BOSTON — When thousands of experimental biology researchers gather in Boston this weekend, many of them undoubtedly will be presenting work related to the hunt for the next generation of antibiotics and how to battle back existing and emerging superbugs. But for one scientist from Texas Rio Grande Valley, it's not about what the research of tomorrow holds: It's about the kind of action the people in communities like his need today.
Subburaj Kannan, an instructor of microbiology at Southwest Texas Junior College, is passionate when he talks about how antibiotic resistance is affecting patients in Eagle Pass, Texas, a town with a population of 26,000 just across the border from Mexico's Piedras Negras.
Despite enactment of laws intended to stem the tide of antibiotics from Mexico, the drugs remain relatively easy to acquire and commonly are shared among relatives and neighbors. On top of that, many residents aren't fully aware of the consequences of not taking antibiotics as directed by a physician and of taking antibiotics for nonbacterial infections, Kannan says. Together, these factors likely are creating conditions just right for the emergence of antibiotic-resistant microbes.
"You can walk across the bridge and buy medicine in a different manner compared to the United States. Here, you need to have a prescription, to take it to the pharmacy, where they check the insurance coverage and give you the medicine," Kannan explains. But, "if you walk across the bridge, you're in Mexico, and what you want is your call.

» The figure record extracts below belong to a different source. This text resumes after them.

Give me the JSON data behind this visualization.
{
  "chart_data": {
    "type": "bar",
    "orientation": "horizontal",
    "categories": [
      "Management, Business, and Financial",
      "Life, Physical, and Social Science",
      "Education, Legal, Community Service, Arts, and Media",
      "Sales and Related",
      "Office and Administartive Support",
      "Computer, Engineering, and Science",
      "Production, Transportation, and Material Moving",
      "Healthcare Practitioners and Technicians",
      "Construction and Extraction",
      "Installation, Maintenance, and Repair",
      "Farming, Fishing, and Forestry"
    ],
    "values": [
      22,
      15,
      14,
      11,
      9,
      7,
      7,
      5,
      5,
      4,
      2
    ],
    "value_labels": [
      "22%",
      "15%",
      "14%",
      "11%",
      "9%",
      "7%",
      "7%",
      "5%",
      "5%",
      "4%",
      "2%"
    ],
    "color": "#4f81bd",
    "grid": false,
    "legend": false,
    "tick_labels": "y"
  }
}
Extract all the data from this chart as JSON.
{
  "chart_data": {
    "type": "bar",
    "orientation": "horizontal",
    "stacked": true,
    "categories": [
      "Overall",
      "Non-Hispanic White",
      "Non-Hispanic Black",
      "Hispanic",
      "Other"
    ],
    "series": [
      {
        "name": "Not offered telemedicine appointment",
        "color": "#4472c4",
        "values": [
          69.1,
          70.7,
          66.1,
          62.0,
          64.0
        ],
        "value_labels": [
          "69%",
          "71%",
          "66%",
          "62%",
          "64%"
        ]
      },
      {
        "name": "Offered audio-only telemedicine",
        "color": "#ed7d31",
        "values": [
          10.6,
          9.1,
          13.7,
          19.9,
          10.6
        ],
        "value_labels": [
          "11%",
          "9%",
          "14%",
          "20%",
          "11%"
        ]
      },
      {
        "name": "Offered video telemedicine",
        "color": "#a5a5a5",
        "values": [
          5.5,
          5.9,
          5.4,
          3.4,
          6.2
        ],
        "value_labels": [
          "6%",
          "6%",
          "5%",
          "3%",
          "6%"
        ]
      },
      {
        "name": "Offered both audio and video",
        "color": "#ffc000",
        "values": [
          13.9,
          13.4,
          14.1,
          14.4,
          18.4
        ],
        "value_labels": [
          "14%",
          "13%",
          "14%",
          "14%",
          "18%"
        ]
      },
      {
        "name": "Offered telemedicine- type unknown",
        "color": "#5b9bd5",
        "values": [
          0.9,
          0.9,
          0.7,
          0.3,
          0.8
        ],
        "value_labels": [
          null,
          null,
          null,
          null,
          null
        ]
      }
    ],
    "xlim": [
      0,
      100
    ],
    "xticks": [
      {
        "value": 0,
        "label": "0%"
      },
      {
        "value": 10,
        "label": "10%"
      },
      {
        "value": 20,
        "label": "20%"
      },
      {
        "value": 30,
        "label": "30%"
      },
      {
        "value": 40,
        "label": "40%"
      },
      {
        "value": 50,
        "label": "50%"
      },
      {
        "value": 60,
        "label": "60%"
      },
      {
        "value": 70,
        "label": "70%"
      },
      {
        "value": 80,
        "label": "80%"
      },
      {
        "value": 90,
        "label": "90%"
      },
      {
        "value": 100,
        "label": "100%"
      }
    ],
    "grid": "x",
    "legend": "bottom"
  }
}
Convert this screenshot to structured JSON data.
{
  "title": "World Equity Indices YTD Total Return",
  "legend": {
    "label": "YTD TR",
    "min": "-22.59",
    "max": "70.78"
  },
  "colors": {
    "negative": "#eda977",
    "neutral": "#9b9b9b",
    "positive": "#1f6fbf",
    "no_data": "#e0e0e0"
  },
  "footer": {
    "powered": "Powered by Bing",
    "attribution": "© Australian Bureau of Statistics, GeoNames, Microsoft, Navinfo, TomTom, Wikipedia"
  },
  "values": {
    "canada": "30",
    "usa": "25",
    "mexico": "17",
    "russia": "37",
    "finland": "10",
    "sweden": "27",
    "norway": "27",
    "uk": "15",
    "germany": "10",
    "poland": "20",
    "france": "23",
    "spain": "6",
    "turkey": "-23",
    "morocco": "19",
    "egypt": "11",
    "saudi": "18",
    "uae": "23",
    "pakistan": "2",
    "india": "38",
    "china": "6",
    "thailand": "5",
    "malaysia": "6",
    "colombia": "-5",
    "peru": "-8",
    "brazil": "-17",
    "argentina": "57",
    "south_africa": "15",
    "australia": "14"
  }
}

You can buy any medicine with limited restrictions."
Complicating matters is that uninsured people who come down with a cold or the flu simply want to get their hands on something that will make them feel better. "Whatever medicine comes close to them, they take," Kannan says. "Due to the limited knowledge and also lack of access to the appropriate healthcare, not the entire community, but a considerable size of the border community, as reported in scientific literature, utilizes medications, whether it's antibiotic, antiviral or anti-parasitic" to get better. Especially antibiotics, he emphasizes.
Eventually, he says, if the misuse of antibiotics continues at this pace, "we won't have any effective antibiotics in clinical treatment. If we don't have the proper medicine, meaning antibiotics, it can lead to wide-ranging spread of infectious diseases in general population. It can go all across the states, all across the globe, if we don't have the proper tools to combat infectious diseases, which can cause secondary illness, such as organ failure, respiratory system failure and cardiovascular arrest."
Kannan, who is collaborating with officials at the Fort Duncan Regional Medical Center, the Texas Commission on Environmental Quality and the U.S. Department of Agriculture and other municipalities, will present on Sunday a preliminary outreach model that he hopes could help mitigate antimicrobial resistance in his community and others.
His says message will be two-fold:
"The focus of this presentation is that the government and the nongovernmental agencies should take this issue as seriously as they do global warming, abortion or pornography. They think those topics are so hot and of public interest," he says. "This is a far more serious issue than any other topic in this day and age."
Secondly, he says, "the goal is to get the message out that, yes, it is possible for the nonmedical community to generate awareness in the lay public about how serious it is."
Kannan's poster presentation will include potential strategies for preventing antimicrobial resistance in healthcare settings, offer ideas for partnerships with organizations not usually recruited for public-health campaigns, and suggest seemingly untraditional venues for this kind of outreach, such as casinos, beaches and churches.